Le centre de traitement de déchets exploité par la société LINGENHELD Environnement (filiale de l’entreprise de travaux publics LINGENHELD) est situé à l’extrémité nord du ban d’Oberschaeffolsheim (à droite de la RN 4 en venant de Strasbourg). Il jouxte l’aire sur laquelle la CUS avait, durant des années, déversé et enfoui des ordures ménagères. Le centre, distant de 2 à 3 km de nos villages, se présentait dans les années 90 sous la forme d’une plate-forme de traitement et de recyclage de matériaux, dont les activités multiples étaient les suivantes:
* Traitement des mâchefers de l’usine d’incinération des ordures ménagères de Colmar,
* Traitement de gravats et déchets de chantiers de démolition,
* Station d’enrobés (bitumes) depuis 2003.
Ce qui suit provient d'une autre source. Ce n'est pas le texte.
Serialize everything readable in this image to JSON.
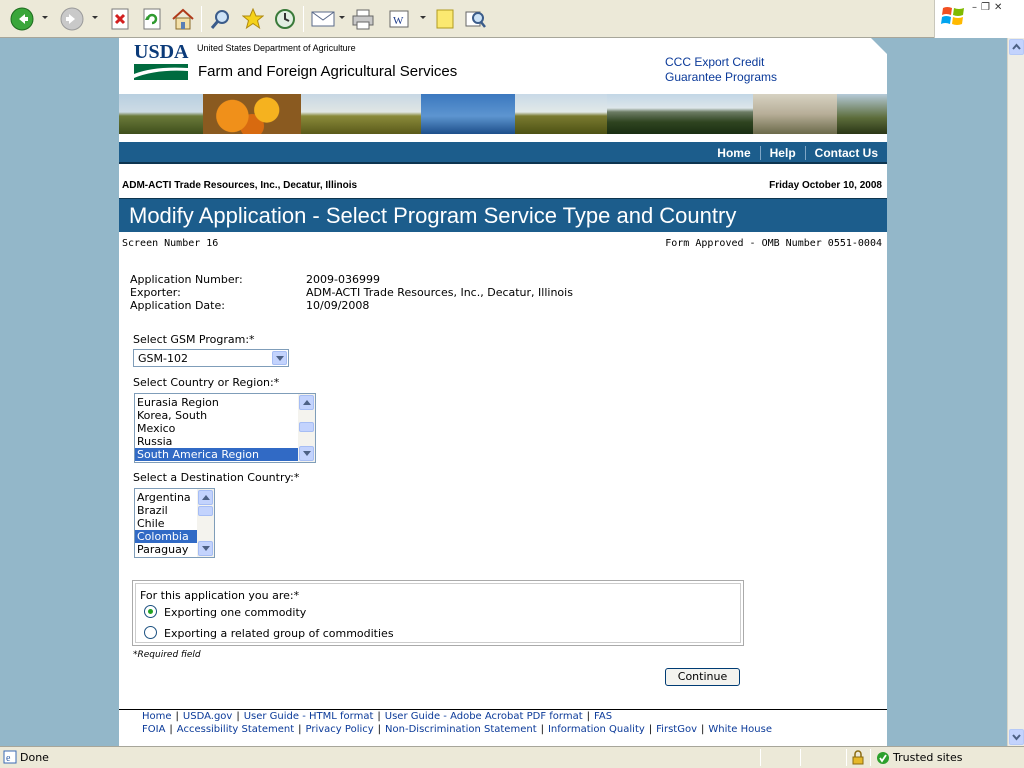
{
  "browser": {
    "toolbar_icons": [
      "back-icon",
      "forward-icon",
      "stop-icon",
      "refresh-icon",
      "home-icon",
      "search-icon",
      "favorites-icon",
      "history-icon",
      "mail-icon",
      "print-icon",
      "edit-icon",
      "discuss-icon",
      "research-icon"
    ],
    "status_left": "Done",
    "status_zone": "Trusted sites"
  },
  "header": {
    "logo_text": "USDA",
    "department": "United States Department of Agriculture",
    "agency": "Farm and Foreign Agricultural Services",
    "program_line1": "CCC Export Credit",
    "program_line2": "Guarantee Programs"
  },
  "nav": {
    "items": [
      {
        "label": "Home"
      },
      {
        "label": "Help"
      },
      {
        "label": "Contact Us"
      }
    ]
  },
  "page": {
    "organization": "ADM-ACTI Trade Resources, Inc., Decatur, Illinois",
    "date": "Friday October 10, 2008",
    "title": "Modify Application - Select Program Service Type and Country",
    "screen_number": "Screen Number 16",
    "omb": "Form Approved - OMB Number 0551-0004"
  },
  "application": {
    "number_label": "Application Number:",
    "number_value": "2009-036999",
    "exporter_label": "Exporter:",
    "exporter_value": "ADM-ACTI Trade Resources, Inc., Decatur, Illinois",
    "date_label": "Application Date:",
    "date_value": "10/09/2008"
  },
  "form": {
    "gsm_label": "Select GSM Program:*",
    "gsm_value": "GSM-102",
    "region_label": "Select Country or Region:*",
    "regions": [
      "Eurasia Region",
      "Korea, South",
      "Mexico",
      "Russia",
      "South America Region"
    ],
    "region_selected": "South America Region",
    "destination_label": "Select a Destination Country:*",
    "destinations": [
      "Argentina",
      "Brazil",
      "Chile",
      "Colombia",
      "Paraguay"
    ],
    "destination_selected": "Colombia",
    "type_legend": "For this application you are:*",
    "option1": "Exporting one commodity",
    "option2": "Exporting a related group of commodities",
    "option_selected": "Exporting one commodity",
    "required_note": "*Required field",
    "continue_label": "Continue"
  },
  "footer": {
    "row1": [
      "Home",
      "USDA.gov",
      "User Guide - HTML format",
      "User Guide - Adobe Acrobat PDF format",
      "FAS"
    ],
    "row2": [
      "FOIA",
      "Accessibility Statement",
      "Privacy Policy",
      "Non-Discrimination Statement",
      "Information Quality",
      "FirstGov",
      "White House"
    ]
  }
}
Le compostage des boues de STEP (Stations d’Epuration des Eaux Usées) : à l’origine de très fortes nuisances
Placés, à la fin des années 90, sous le coup d’une nouvelle réglementation européenne, les exploitants de station d’épuration étaient devenus officiellement responsables de l’élimination de leurs boues. Ils durent, en conséquence, renoncer à toute mise en décharge. Dès lors, deux possibilités: les incinérer, ou les valoriser. Dans ce second cas de figure, se présentait l’alternative suivante :
– soit l’épandage, mais celui-ci avait déjà montré, dans d’autres contextes, ses limites (pollution des nappes phréatiques, contamination du bétail, présence de métaux lourds…) et il connaissait une réglementation de plus en plus contraignante,
– soit le compostage, a priori plus écologique.
C’est cette dernière solution que choisit, en 1998, la Communauté Urbaine de Strasbourg (CUS) pour effectuer la valorisation d’une partie des déchets de sa station d’épuration située à La Wantzenau – il faut préciser que son installation d’incinération était pour le moins vieillissante: capacité de traitement limitée et nécessité de mise aux normes. Elle confia cette opération à Lingenheld Environnement qui, pour l’occasion, créa cette activité, nouvelle pour elle, sur son site d’Oberschaeffolsheim, avec une capacité de traitement de 25 000 tonnes par an. Par ailleurs, Lingenheld signa aussi un contact avec le SDEA* pour traiter une partie du boues du Bas Rhin. Cette option « Compostage » avait reçu, à l’époque, un accueil plutôt favorable d’ARBRES de par son label de Site Pilote de l’ADEME.
Face au dynamisme et aux bonnes intentions affichées par Lingenheld, ARBRES ne resta cependant pas les deux pieds dans le même sabot et s’intéressa de près à ce traitement par compostage. Et non sans raison…, car celui-ci engendra dès son lancement, en août 1998, de très fortes nuisances olfactives pour les habitants de nos villages. Ces nuisances allaient engendrer des « pics » par temps chauds et par vent de Nord/Nord Est. Elles ne s’atténueront, et on le verra plus loin, qu’à partir de l’été 2006.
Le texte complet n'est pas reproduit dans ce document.